Cogeneration goes underground for efficiency (images)
The Kendall Station, a fixture on the skyline near Boston, is an efficient combined heat and power plant that's tapping district heating to improve efficiency more than 90 percent.
Kendall Station CHP
If you've taken the subway from Boston to Cambridge over the Charles River, you've probably seen this yellow building. It's the Kendall Station, a medium size power plant that dates back to the 1940s. Still active, it was converted to natural gas and then upgraded to use waste heat from burning fuel for heating, making it relatively energy efficient combined heat and power, or cogeneration, facility. Now, the operators of the plant are partnering to use all the waste heat for commercial buildings in Cambridge and Boston. They plan to build a steam pipeline that will connect to the existing underground district heating network. The move will eliminate the hot water discharge into the river and boost the efficiency of the plant to over 90 percent, according to Veolia Energy and GenOn, which operate the plant.
Heat underground
District heating infrastructure has been around since the 19th century and is already built under many cities around the world. The idea is to have a cogeneration facility that generates both heat and power near an energy load in a city, campus, or region. Power is generated and fed to the grid, while the heat--in the form of steam--is fed into the underground network. France-based Veolia Energy owns and operates a number of district heating systems in the U.S. serving commercial customers, such as hospitals, universities, and high-rise buildings.
Power plant control room
Here's the scene inside the control room of the Kendall Station power plant. The electricity generated by the plant is sold into the wholesale market where the grid operator--New England ISO--manages the flow of power across the region. Operators need to ensure that they are staying up with requested demand--the maximum output of the plant is 256 megawatts. They monitor equipment, such as temperatures of generators, and other data such as the plant's emissions.
Piping
The view from inside the bowels of the Kendall Station, which generates both electricity and steam, making it more than 80 percent efficient. The plant opened in 1949 using coal as a fuel but was eventually switched to natural gas for electricity. Combined heat and power systems can be done at a smaller scale, supplying a university campus or industrial facility.
Gas turbines
These natural gas turbines (there are three altogether) are the workhorses of the power plant, burning natural gas to generate electricity. Where the Kendall Station is able to boost its efficiency significantly is by capturing the hot gases from the combustion to make steam. That steam is pumped through a district heating system for space heating in buildings. Right now, most of the heat is condensed back into water using water from the adjacent Charles River.
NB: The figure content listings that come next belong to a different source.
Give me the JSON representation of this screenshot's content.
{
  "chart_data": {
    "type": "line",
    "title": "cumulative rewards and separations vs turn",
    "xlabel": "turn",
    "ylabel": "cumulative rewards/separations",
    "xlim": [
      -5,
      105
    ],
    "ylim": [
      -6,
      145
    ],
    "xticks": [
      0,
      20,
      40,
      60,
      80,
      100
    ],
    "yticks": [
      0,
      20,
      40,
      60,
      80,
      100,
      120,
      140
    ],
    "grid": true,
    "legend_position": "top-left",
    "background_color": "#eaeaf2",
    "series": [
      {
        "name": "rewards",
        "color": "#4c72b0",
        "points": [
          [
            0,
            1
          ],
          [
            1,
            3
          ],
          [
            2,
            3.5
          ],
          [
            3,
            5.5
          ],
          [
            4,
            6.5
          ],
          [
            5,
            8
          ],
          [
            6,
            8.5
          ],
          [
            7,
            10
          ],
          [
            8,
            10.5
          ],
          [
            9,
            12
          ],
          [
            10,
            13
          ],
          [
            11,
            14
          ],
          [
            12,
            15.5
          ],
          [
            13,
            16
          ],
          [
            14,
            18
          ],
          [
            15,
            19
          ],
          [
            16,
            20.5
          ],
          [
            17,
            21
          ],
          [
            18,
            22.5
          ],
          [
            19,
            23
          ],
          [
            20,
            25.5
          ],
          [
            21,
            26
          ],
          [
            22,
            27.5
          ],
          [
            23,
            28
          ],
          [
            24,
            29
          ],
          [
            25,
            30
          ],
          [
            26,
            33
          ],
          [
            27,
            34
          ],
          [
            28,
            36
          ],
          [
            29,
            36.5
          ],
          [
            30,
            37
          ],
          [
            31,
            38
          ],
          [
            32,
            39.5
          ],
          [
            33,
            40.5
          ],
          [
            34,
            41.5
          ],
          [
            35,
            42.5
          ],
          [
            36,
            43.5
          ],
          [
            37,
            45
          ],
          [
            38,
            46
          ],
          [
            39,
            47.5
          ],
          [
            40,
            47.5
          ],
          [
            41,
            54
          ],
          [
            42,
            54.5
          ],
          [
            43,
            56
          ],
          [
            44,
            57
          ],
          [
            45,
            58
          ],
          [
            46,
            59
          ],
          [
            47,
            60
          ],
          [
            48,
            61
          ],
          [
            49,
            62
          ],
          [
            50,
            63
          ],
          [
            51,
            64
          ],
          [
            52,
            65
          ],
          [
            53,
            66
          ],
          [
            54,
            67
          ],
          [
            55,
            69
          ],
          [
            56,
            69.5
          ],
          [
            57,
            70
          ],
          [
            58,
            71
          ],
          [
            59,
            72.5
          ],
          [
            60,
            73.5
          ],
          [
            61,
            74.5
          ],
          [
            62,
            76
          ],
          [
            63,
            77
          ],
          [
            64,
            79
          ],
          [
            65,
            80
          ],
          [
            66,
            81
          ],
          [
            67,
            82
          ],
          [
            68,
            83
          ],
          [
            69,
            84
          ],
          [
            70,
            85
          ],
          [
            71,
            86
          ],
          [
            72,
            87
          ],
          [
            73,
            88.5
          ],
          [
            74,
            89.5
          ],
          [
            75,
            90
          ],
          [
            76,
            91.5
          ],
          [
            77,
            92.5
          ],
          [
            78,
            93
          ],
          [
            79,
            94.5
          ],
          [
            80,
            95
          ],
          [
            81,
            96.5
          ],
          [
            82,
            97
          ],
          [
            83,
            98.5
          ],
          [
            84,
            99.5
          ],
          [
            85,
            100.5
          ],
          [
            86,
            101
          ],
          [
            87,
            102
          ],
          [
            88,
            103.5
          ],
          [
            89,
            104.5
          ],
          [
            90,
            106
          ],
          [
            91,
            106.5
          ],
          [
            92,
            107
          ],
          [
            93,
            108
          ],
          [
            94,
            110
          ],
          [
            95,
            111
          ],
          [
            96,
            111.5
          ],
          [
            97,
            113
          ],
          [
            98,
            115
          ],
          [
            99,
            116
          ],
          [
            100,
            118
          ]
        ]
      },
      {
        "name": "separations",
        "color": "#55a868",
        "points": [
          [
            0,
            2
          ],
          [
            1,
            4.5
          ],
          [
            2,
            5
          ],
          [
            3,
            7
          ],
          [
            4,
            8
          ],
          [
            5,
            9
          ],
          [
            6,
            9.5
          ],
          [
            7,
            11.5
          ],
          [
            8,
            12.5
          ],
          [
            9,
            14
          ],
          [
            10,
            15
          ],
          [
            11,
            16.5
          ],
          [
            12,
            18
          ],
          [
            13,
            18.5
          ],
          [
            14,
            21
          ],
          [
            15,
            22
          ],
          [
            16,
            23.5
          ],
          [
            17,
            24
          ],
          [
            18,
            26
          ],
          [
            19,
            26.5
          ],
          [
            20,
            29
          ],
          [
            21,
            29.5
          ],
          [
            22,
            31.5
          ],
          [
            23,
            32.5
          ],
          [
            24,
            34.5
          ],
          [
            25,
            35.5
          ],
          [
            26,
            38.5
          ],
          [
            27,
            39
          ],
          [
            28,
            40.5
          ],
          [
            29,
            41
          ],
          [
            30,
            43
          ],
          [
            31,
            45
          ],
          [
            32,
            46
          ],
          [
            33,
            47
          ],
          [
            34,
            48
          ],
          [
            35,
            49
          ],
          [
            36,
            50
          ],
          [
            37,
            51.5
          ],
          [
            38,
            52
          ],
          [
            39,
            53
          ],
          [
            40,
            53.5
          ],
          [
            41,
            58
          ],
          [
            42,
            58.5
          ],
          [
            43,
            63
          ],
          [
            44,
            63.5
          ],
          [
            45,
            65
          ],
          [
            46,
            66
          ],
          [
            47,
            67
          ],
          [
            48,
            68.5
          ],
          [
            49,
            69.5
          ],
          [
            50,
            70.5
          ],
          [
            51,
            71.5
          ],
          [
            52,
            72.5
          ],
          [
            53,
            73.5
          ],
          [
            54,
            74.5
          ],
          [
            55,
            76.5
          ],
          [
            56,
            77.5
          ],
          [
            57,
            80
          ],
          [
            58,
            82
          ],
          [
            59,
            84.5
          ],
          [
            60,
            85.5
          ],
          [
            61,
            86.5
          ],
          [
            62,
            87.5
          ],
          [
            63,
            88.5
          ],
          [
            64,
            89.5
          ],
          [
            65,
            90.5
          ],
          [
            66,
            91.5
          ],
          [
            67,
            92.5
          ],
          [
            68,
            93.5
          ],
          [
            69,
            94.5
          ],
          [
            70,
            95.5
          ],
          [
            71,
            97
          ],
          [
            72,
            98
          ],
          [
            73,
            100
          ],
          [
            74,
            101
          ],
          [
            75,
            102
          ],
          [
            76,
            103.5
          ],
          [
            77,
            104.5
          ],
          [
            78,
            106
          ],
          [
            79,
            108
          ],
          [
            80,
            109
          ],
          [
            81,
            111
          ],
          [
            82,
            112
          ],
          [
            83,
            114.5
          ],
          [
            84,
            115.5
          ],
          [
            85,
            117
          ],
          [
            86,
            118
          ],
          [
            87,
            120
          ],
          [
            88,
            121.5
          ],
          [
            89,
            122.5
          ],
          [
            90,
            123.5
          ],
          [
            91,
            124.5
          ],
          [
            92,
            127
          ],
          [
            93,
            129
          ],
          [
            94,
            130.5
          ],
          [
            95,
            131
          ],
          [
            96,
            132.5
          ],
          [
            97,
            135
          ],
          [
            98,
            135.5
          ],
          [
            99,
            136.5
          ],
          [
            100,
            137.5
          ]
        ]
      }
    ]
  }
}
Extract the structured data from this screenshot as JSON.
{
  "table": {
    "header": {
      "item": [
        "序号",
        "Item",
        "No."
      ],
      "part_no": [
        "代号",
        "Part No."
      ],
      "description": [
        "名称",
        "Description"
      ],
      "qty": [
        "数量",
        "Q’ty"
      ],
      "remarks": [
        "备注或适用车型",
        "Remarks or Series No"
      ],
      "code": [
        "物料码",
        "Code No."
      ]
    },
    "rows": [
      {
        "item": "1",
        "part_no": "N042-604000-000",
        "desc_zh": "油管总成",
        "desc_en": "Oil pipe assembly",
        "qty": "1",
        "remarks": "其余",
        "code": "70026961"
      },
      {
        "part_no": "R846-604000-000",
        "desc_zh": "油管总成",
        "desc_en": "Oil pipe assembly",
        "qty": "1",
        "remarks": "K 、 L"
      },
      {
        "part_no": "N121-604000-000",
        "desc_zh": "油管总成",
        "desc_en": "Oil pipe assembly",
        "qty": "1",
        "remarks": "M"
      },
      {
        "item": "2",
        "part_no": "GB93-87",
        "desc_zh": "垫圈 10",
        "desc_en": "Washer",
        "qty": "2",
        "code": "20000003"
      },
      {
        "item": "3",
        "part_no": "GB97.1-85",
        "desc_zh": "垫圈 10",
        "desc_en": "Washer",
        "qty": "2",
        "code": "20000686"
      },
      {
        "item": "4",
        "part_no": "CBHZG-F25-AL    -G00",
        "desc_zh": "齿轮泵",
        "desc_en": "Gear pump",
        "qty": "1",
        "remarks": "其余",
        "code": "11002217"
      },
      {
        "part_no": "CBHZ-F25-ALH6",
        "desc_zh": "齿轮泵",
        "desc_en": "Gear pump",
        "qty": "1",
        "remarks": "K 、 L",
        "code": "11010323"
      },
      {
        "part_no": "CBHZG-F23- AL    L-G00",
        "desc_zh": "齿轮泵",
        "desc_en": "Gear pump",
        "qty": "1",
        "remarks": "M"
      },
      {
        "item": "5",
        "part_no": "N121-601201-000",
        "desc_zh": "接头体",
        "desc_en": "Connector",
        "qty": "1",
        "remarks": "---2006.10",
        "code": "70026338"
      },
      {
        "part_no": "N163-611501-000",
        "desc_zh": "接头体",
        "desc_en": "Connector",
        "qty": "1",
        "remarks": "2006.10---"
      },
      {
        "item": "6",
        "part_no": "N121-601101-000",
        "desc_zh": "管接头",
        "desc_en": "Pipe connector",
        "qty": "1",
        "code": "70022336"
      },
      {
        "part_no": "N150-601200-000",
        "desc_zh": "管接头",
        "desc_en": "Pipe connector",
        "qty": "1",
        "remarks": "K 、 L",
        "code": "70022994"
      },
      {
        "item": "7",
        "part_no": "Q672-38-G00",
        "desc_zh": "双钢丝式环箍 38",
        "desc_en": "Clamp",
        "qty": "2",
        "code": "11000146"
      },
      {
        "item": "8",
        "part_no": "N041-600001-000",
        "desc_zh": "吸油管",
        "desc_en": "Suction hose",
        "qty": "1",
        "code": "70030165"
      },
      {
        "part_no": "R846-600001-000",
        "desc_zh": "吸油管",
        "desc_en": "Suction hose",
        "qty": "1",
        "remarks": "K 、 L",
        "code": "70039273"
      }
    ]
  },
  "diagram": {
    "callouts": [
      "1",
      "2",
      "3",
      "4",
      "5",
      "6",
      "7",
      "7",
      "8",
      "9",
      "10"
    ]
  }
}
The plant operator now plans to build another pipeline to use all the steam it creates.
Water discharge channel
Here's a view of the building that houses the heat recovery steam generator that creates steam from the gas turbines' waste heat. But since not all that heat can be used now, the plant pulls in millions of gallons of water per day from the Charles River to condense the steam. Then it discharges that hotter water into the river. The plant monitors water temperatures and how many dead fish there are per day, but the number has not gone over the limit of a few a day.
Granholm
The tour of the Kendall Station was organized Veolia Energy and plant operator GenOn for former Michigan governor Jennifer Granholm, who came to Massachusetts to investigate policies for promoting clean energy. Here she is speaking with Jim Hunt, the chief of Environmental and Energy Services, at the City of Boston Office of Environmental and Energy Services. Behind them is your intrepid reporter taking notes.
Water tower
The combined heat and power plant requires high-purity water to operate, which is stored in this tank and purified in the adjacent building. One of the buildings that receives steam from the facility is right behind this water tower--the Genzyme headquarters, which a LEED-certified platinum building.